The statement concluded: “The IC continues to examine all available evidence, consider different perspectives, and aggressively collect and analyze new information to identify the virus’s origins.”

The virus was first detected in the Chinese city of Wuhan in late 2019 and has since spread around the world, killing almost 3.5 million people. The broad consensus among scientific experts remains that the most likely explanation is that Covid-19 jumped to humans from an animal host, in a natural event.

On Thursday, the Chinese foreign ministry spokesperson, Zhao Lijian, said it was “extremely unlikely” the virus had come from a laboratory in Wuhan, pointing to the findings of a March report by a World Health Organization mission.

Zhao said: “[The US’s] one aim is to use the pandemic to pursue stigmatisation and political manipulation to shift the blame. They are being disrespectful to science, irresponsible to people’s lives, and counterproductive to concerted global efforts to fight the virus.”

Invoking memories of the 2003 Iraq war and the unfounded intelligence used to justify the US-led invasion, Zhao said “the notorious track record of the US intelligence community has long been known to the world”.

On Wednesday, Biden gave the US intelligence agencies 90 days to report to him in an effort to reach a “definitive conclusion” about the origins of the coronavirus.

He directed US national laboratories to assist with the investigation and called on China to cooperate with international inquiries into the origins of the pandemic. Biden said he had also asked the intelligence community to keep Congress informed of its work on the matter.
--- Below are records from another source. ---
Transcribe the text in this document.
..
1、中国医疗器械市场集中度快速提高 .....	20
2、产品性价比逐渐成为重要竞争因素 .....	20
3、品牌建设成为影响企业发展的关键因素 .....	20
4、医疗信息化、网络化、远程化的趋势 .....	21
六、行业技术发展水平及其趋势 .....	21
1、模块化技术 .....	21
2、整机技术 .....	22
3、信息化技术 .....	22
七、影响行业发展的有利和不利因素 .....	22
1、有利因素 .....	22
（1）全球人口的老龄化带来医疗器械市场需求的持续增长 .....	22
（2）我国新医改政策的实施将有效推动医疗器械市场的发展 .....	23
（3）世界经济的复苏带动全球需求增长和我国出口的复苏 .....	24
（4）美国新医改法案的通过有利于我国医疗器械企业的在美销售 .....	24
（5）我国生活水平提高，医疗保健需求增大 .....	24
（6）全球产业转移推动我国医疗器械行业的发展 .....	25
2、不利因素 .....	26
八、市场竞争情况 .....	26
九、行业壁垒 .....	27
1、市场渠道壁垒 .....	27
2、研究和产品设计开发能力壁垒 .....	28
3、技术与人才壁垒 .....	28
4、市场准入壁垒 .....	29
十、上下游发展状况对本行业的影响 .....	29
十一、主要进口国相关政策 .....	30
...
“The United States will also keep working with like-minded partners around the world to press China to participate in a full, transparent, evidence-based international investigation and to provide access to all relevant data and evidence,” he said.

Rumours that Sars-CoV-2 may have emerged from a Chinese laboratory began circulating shortly after China reported the first cases early last year. Although it was dismissed as a fringe theory at the time, Donald Trump, his secretary of state, Mike Pompeo, and a Republican senator, Tom Cotton of Arkansas, promoted it as the death toll began to rise in the last months of the Trump administration.

The theory was dismissed by most scientists, and in February an international expert mission to China on behalf of the WHO called the lab leak theory “extremely unlikely”.

Peter Ben Embarek, the head of the WHO mission, said at the time that work to identify the origins of Covid-19 pointed to a “natural reservoir” in bats, but that it was “unlikely” this occurred in Wuhan.

However, the organisation’s director general, Tedros Adhanom Ghebreyesus, said in March that “all hypotheses remain on the table” after 14 countries, including the US and UK, made a joint statement to express concerns over the WHO team’s conclusions.

On Sunday, the Wall Street Journal, citing “previously undisclosed” US intelligence, reported that three members of staff at a key virus laboratory in Wuhan had become sick with Covid-like symptoms and were taken to hospital before the first Covid patient was recorded in early December 2019.

Citing people briefed on the intelligence, CNN reported on Monday that the intelligence community “still does not know what the researchers were actually sick with”. “At the end of the day, there is still nothing definitive,” one of those who has seen the intelligence told CNN.

The Wall Street Journal report came on the eve of a key meeting of the WHO’s decision-making body, which was expected to discuss in detail the next phase of an investigation into the origins of Covid-19.

Beijing vehemently denied the report, calling it “completely untrue”. On Thursday Zhao also proposed China’s own theory, without evidence, that the virus may have originated from a US army base in Maryland.